Carbon offset is a method of controlling carbon dioxide emissions by counteracting emissions with another action that reduces carbon dioxide in the atmosphere. There are a variety of means to reduce carbon dioxide in the atmosphere such as planting trees or using carbon capture alternatives. Organizations decide to buy carbon offsets when reducing emissions from their respective ventures are more expensive and difficult than paying to reduce carbon dioxide in the atmosphere elsewhere.
Carbon offsets emerge from government regulations usually in the form of cap-and-trade schemes or as a voluntary system. A voluntary system develops when carbon emitters in a market begin standardizing the use of carbon offsets out of corporate responsibility and pressure from consumers.

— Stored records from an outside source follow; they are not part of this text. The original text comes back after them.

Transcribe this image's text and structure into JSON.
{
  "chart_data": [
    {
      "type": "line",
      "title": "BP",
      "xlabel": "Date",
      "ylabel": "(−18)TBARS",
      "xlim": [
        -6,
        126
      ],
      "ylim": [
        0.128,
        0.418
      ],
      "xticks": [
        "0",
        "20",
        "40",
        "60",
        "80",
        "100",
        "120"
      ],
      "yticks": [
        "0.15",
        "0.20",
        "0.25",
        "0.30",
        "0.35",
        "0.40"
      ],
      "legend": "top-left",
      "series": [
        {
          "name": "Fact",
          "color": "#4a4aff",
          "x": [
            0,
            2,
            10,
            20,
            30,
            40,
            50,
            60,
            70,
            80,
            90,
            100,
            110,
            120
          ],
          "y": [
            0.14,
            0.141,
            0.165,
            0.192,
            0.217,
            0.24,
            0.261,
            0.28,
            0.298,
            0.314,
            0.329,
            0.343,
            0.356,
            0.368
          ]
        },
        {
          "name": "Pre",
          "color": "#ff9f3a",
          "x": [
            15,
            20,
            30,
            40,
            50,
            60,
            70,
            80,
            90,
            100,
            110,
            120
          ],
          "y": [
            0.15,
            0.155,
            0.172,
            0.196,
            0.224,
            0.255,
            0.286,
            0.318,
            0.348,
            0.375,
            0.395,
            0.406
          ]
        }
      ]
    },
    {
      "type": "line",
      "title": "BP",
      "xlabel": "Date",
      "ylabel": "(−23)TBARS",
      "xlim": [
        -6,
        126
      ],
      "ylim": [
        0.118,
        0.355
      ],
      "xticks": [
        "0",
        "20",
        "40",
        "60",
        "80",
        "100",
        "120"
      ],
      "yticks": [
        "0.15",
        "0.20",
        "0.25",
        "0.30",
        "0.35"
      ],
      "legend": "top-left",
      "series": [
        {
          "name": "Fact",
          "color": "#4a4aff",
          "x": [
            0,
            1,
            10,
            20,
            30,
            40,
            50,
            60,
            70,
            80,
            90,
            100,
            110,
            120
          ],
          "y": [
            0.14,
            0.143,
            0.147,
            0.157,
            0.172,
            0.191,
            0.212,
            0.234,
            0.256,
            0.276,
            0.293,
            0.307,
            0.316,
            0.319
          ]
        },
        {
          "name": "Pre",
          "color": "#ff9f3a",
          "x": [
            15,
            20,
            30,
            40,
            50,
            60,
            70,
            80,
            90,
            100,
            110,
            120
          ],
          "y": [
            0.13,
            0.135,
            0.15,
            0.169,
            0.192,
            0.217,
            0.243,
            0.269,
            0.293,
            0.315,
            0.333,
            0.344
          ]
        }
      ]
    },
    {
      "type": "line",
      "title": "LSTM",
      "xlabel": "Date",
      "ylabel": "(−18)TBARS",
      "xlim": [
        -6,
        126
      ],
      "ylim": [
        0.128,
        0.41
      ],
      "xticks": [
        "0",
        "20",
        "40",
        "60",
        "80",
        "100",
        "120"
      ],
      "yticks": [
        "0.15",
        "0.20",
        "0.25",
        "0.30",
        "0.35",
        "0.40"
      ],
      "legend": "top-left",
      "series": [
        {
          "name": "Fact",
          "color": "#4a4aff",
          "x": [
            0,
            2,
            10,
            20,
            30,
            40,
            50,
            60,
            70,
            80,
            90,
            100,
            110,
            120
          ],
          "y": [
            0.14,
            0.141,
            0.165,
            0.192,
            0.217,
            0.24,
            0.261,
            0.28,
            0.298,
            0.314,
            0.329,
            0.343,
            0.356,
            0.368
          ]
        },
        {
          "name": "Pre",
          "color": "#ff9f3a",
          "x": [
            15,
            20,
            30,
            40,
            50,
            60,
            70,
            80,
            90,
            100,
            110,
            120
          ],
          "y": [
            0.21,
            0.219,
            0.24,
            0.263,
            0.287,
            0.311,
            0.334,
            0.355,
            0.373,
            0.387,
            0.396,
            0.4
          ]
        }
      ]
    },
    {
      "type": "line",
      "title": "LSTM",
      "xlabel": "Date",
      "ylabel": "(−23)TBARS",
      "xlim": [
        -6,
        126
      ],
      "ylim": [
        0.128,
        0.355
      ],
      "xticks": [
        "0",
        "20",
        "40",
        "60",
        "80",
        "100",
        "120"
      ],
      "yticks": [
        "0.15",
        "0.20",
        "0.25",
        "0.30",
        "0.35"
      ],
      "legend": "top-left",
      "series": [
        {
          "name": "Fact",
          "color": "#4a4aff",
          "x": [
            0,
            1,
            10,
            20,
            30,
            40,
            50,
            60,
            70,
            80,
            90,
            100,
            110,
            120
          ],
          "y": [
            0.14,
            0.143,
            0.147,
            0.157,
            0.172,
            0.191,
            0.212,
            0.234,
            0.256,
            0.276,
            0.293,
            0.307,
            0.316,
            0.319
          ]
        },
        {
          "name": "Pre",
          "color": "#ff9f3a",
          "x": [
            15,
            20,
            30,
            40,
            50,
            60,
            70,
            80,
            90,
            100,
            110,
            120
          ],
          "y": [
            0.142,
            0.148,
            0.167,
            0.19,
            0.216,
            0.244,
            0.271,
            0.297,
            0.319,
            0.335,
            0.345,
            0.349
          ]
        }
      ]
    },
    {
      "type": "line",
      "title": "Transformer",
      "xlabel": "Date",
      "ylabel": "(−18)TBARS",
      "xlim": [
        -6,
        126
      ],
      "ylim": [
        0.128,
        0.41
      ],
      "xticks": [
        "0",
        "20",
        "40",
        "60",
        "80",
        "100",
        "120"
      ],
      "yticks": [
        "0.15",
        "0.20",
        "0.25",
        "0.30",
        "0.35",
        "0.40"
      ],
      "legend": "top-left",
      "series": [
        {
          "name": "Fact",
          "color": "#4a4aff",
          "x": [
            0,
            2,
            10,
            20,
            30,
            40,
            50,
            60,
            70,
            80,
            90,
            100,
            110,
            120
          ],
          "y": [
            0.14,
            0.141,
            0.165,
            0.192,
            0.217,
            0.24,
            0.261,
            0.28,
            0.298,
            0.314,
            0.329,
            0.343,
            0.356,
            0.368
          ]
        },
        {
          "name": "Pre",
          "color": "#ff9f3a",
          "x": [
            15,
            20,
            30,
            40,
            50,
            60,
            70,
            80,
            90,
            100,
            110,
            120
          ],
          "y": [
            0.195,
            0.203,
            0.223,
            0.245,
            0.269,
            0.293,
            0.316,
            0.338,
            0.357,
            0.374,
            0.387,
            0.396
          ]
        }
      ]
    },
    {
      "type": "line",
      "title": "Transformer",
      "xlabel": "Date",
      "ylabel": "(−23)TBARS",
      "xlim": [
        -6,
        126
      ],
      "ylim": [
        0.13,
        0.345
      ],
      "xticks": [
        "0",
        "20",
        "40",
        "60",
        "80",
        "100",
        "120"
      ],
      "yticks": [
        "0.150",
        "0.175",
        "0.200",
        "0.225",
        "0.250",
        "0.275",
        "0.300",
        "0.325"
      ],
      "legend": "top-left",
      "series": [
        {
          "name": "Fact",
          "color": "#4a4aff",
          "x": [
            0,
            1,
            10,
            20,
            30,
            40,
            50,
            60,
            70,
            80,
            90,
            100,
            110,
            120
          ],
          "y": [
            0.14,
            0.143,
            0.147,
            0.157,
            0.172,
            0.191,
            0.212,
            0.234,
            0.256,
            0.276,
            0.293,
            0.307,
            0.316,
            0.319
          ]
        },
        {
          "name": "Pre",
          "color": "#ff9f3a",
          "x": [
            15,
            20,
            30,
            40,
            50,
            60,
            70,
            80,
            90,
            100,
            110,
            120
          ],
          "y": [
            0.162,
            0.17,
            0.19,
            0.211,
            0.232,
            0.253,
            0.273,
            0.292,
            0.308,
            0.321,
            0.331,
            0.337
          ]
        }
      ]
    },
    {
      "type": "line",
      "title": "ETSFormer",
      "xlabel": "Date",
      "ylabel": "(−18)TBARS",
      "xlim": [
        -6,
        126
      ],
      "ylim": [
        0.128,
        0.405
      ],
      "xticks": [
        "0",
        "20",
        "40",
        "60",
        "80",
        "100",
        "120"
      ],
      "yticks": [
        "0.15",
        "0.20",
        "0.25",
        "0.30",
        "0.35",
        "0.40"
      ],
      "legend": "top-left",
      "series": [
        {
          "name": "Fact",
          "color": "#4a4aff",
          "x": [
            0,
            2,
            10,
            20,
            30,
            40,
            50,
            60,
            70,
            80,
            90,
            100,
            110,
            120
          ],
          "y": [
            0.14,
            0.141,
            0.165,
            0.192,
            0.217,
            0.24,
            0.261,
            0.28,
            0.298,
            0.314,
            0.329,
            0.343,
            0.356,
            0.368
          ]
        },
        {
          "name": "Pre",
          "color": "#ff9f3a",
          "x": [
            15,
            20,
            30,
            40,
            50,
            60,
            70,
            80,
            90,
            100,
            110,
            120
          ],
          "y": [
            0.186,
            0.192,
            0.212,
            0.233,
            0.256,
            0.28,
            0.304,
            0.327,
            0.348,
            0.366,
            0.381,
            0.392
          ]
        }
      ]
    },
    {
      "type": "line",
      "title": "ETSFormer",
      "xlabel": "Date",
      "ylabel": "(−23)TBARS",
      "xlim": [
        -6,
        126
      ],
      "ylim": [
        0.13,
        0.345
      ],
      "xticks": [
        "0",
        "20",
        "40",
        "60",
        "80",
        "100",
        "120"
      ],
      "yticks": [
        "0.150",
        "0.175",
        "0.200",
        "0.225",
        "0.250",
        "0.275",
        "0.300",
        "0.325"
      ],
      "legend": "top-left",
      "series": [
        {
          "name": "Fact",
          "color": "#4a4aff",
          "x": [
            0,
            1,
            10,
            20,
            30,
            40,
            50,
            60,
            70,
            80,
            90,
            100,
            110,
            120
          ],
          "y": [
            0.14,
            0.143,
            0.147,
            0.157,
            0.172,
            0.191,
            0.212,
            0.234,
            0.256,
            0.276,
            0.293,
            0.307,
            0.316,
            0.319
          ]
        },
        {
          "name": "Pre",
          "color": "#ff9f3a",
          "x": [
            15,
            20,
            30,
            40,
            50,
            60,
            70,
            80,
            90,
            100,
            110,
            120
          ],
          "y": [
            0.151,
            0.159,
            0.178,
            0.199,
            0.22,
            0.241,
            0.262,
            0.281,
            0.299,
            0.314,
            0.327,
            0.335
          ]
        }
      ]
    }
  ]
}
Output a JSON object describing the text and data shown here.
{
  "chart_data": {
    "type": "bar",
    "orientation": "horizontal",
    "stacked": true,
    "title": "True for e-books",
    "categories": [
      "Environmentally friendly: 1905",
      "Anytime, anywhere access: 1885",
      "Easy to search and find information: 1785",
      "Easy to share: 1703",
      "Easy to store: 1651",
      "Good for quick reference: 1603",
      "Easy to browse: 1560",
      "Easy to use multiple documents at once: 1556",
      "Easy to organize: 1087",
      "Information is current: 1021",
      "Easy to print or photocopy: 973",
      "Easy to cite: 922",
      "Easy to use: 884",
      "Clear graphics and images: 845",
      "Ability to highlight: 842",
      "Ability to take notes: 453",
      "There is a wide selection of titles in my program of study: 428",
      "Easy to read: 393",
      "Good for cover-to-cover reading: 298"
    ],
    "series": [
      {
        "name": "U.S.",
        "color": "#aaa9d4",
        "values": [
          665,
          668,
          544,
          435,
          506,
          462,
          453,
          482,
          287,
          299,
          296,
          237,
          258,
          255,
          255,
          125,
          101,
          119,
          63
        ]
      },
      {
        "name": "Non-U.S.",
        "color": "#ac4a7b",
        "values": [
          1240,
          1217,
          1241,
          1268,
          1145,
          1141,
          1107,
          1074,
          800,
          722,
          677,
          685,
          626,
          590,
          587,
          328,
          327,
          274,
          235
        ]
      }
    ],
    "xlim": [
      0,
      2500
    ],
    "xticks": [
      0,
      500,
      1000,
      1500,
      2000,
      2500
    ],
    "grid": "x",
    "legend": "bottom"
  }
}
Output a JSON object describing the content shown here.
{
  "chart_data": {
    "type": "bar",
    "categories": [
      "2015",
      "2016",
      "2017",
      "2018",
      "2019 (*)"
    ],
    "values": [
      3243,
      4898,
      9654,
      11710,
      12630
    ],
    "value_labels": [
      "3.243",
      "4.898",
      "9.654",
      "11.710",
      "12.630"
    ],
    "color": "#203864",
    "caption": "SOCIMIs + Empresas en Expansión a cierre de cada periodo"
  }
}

In the United States, the majority of carbon offsets are voluntary, but there are some cap-and-trade systems for different sectors. Congress has considered a broad national cap-and-trade for all emissions in the past, but currently, the Congress has only enacted cap-and-trade systems for a few specific areas such as sulfur dioxide. Many states also have similar systems for specific sectors such as energy. California has an economy-wide cap-and-trade system that applies to 85% of emission generating activities within the state, and this system gradually reduces the emissions cap until being 80% below 1990 emission levels by 2050.
Globally, most governments use cap-and-trade systems such as the EU cap-and-trade system (EU ETS) which limits the emissions on 45% of emission generating activities across the whole EU.